CASE An apparent code blue
Ms. B, age 44, has posttraumatic stress disorder (PTSD), bipolar disorder, and chronic obstructive pulmonary disease. She presents to the hospital for an outpatient orthopedic appointment. In the hospital cafeteria, she becomes unresponsive, and a code blue is called. Ms. B is admitted to the medicine intensive care unit (MICU), where she is sedated with propofol and intubated. The initial blood work for this supposed hypoxic event shows a Po2 of 336 mm Hg (reference range: 80 to 100 mm Hg; see Table 11). The MICU calls the psychiatric consultation-liaison (CL) team to evaluate this paradoxical finding.

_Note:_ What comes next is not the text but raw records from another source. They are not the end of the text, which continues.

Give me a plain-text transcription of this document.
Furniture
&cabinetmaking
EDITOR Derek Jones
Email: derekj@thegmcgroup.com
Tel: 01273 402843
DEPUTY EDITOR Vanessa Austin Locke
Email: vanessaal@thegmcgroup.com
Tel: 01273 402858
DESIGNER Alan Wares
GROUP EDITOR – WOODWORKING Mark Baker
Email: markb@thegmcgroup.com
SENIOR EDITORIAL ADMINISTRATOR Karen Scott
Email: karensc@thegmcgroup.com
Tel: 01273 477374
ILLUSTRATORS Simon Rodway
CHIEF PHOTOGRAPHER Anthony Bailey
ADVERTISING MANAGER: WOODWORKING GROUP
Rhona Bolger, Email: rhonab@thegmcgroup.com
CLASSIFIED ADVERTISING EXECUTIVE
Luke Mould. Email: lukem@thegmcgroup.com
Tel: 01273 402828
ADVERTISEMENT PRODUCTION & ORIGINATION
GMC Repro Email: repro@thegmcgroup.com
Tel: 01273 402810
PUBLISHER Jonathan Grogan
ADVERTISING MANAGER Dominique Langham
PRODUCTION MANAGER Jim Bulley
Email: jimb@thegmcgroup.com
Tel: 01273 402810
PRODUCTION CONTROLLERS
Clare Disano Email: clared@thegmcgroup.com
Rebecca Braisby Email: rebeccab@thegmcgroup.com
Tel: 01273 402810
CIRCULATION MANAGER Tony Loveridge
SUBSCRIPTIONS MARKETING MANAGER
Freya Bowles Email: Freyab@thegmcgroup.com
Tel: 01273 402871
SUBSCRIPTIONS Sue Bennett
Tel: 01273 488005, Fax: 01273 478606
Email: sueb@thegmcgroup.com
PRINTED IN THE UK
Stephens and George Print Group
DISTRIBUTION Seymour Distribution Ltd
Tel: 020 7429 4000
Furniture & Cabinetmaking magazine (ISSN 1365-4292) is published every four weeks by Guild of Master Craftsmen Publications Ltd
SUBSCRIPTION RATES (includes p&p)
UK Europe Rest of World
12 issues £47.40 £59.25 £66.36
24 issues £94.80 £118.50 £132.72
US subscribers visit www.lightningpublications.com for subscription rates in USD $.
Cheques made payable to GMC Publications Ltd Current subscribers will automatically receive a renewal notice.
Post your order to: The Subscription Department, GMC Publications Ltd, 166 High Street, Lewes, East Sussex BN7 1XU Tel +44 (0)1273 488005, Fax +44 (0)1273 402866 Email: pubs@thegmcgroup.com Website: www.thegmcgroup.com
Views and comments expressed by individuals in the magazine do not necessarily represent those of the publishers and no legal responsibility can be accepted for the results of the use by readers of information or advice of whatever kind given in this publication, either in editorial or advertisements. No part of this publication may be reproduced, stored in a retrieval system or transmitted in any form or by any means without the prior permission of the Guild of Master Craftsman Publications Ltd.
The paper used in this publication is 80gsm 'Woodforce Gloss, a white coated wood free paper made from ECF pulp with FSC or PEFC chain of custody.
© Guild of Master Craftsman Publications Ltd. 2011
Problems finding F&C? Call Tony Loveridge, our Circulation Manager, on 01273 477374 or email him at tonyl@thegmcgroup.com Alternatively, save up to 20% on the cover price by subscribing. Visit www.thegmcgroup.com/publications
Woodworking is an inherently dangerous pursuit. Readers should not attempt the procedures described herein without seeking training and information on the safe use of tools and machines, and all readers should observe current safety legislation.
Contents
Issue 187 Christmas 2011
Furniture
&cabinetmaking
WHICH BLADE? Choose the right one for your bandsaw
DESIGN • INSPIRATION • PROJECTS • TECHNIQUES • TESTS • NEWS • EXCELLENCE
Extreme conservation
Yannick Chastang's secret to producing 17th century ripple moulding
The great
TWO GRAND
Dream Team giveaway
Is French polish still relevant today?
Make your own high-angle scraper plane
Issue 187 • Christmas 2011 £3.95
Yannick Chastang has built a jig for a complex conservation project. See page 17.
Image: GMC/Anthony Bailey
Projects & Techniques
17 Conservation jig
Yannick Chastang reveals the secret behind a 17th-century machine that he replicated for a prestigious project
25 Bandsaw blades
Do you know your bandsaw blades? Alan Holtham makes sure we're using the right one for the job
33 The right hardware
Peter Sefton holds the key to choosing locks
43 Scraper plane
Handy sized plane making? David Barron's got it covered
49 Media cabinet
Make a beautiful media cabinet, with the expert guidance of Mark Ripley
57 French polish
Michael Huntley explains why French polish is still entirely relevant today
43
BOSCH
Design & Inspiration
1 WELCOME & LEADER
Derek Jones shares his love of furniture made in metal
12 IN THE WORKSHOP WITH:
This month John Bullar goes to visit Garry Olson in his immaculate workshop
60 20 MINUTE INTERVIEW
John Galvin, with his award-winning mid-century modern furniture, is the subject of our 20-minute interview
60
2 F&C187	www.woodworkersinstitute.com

HISTORY A pattern of similar symptoms
In the 12 months before her current hospital visit, Ms. B presented to the emergency department (ED) on 3 occasions. These were for a syncopal episode with shortness of breath and 2 incidences of passing out while receiving diagnostic testing. Each time, on Ms. B’s insistence, she was admitted and intubated. Once extubated, Ms. B left against medical advice (AMA) after a short period. She has an allergy list that includes more than 30 drugs spanning multiple drug classes, including antibiotics, contrast material, and some gamma aminobutyric acidergic medications. Notably, Ms. B is not allergic to benzodiazepines. She also has undergone more than 10 surgeries, including bariatric surgery, cholecystectomy, appendectomy, neurostimulator placement, and colon surgery.
EVALUATION Clues suggest a potential psychiatric diagnosis
When the CL team initially consults, Ms. B is intubated and sedated with dexmedetomidine, which limits the examination. She is able to better participate during interviews as she is weaned from sedation while in the MICU. A mental status exam reveals a woman who appears older than 44. She is oriented to person, place, time, and situation despite being mildly somnolent and having poor eye contact. Ms. B displays restricted affect, psychomotor retardation, and slowed speech. She denies suicidal or homicidal thoughts, intent, or plans; paranoia or other delusions; and any visual, auditory, somatic, or olfactory hallucinations. Her thought process is goal-directed and linear but with thought-blocking. Ms. B’s initial arterial blood gas (ABG) test is abnormal, showing she is acidotic with both hypercarbia and extreme hyperoxemia (pH 7.21 and Pco2 of 62 mm Hg, but a Po2 of 336 mm Hg, HCO3 of 25 mmol/L, 0% methemoglobin, and total hemoglobin of 17.5 g/dL).
The authors’ observations
Under normal code blue situations, patients are expected to have respiratory acidosis, with low Po2 levels and high Pco2 levels. However, Ms. B’s ABG revealed she had high Po2 levels and high Pco2levels. Her paradoxical findings of elevated Pco2 on the initial ABG were likely due to hyperventilation on pure oxygen in the context of her underlying chronic lung disease and respiratory fatigue.
The clinical team contacted Ms. B’s husband, who stated that during her prior hospitalizations, she had a history of physical aggression with staff when weaned off sedation. Additionally, he reported that 1 week before presenting to the ED, she had wanted to meet her dead father.
A review of Ms. B’s medical records revealed she had been prescribed alprazolam, 2 mg 3 times a day as needed, so she was prescribed scheduled lorazepam in addition to the Clinical Institute Withdrawal Assessment for Alcohol (CIWA) protocol to prevent benzodiazepine withdrawal. Ms. B had 2 prior long-term monitoring for epilepsy evaluations in our system for evaluation of seizure-like behavior. The first evaluation showed an episode of stiffening with tremulousness and eye closure for 20 to 25 minutes with no epileptiform discharge or other EEG changes. The second showed diffuse bihemispheric dysfunction consistent with toxic metabolic encephalopathies, but no epileptiform abnormality.
When hospital staff would collect arterial blood, Ms. B had periods when her eyes were closed, muscles flaccid, and she displayed an unresponsiveness to voice, touch, and noxious stimulation, including sternal rub. Opening her eyelids during these episodes revealed slow, wandering eye movements, but no nystagmus or fixed eye deviation. Vital signs and oxygenation were unchanged during these episodes. When this occurred, the phlebotomist would leave the room to notify the attending physician on call, but Ms. B would quickly return to her mildly impaired baseline. When the attending entered the room, Ms. B reported no memory of what happened during these episodes. At this point, the CL team begins to suspect that Ms. B may have factitious disorder.